On the other hand, Prime Minister Hasina has harassed Jamaat-e-Islami with strong-arm tactics that undermine the rule of law, according to critics, as a result of which Jamaat has vowed to retaliate, possibly with violence. Fears already abound that the tribunal could now ignite a social explosion.
Starting a war crimes tribunal isn't easy
“The Jamaat leaders will make every effort to stop this trial. Will it be a political resistance? Will it be a hidden, violent resistance through terrorism? All possibilities should be taken into account, and we should be prepared accordingly,” says retired Bangladeshi Maj. Gen. Muhammed Abdur Rashid, an independent political analyst in Dhaka.
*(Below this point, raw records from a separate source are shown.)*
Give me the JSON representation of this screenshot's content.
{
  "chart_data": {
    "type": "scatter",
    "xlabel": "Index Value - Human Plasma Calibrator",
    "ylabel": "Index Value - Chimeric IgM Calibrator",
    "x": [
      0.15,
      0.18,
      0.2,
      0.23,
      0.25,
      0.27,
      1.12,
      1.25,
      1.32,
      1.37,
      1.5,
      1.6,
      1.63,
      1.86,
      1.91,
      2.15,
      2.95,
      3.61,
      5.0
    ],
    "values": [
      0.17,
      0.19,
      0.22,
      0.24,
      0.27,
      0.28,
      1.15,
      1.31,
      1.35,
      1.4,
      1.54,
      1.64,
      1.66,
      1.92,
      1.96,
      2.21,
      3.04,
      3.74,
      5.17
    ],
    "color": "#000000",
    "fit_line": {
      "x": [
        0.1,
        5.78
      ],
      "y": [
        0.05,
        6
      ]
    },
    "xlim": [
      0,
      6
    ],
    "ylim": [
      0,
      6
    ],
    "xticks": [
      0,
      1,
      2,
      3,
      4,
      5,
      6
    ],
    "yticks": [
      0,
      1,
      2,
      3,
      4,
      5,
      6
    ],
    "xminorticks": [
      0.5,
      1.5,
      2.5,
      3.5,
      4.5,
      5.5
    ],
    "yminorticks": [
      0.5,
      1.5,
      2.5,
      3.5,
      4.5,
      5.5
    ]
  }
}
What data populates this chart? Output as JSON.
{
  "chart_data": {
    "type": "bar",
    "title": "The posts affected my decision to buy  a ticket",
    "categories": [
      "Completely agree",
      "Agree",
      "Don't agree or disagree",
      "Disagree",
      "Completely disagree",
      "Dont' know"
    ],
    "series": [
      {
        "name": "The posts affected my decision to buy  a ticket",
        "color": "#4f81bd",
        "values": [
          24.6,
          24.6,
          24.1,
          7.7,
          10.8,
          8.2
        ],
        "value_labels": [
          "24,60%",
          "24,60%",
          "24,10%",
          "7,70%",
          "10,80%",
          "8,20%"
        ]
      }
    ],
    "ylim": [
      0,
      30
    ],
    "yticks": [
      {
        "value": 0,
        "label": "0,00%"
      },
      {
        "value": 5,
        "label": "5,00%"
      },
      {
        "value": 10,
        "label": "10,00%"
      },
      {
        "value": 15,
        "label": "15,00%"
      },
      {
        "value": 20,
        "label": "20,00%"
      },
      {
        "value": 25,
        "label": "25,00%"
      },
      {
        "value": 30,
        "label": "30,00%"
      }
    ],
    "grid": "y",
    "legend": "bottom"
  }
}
Starting a war crimes tribunal in Bangladesh has not been easy. Past efforts have stalled or been swept aside for 40 years, given that a trial threatens to implicate many of those currently or recently in power. But Hasina won a landslide victory in 2009 on campaign promises that she would do just that. The stakes are personal for her Awami League party: the core of Bengali nationalists, they were one of the main targets of the brutality in 1971.
Many questions still hover over Hasina’s tribunal, including the extent of reliable evidence, the list of witnesses, and the number of accused. Last week, the government banned about 40 suspects from leaving the country, indicating that the proceedings would begin soon.
But one thing seems certain, observers agree: Jamaat-e-Islami’s leadership will come under scrutiny during the trial.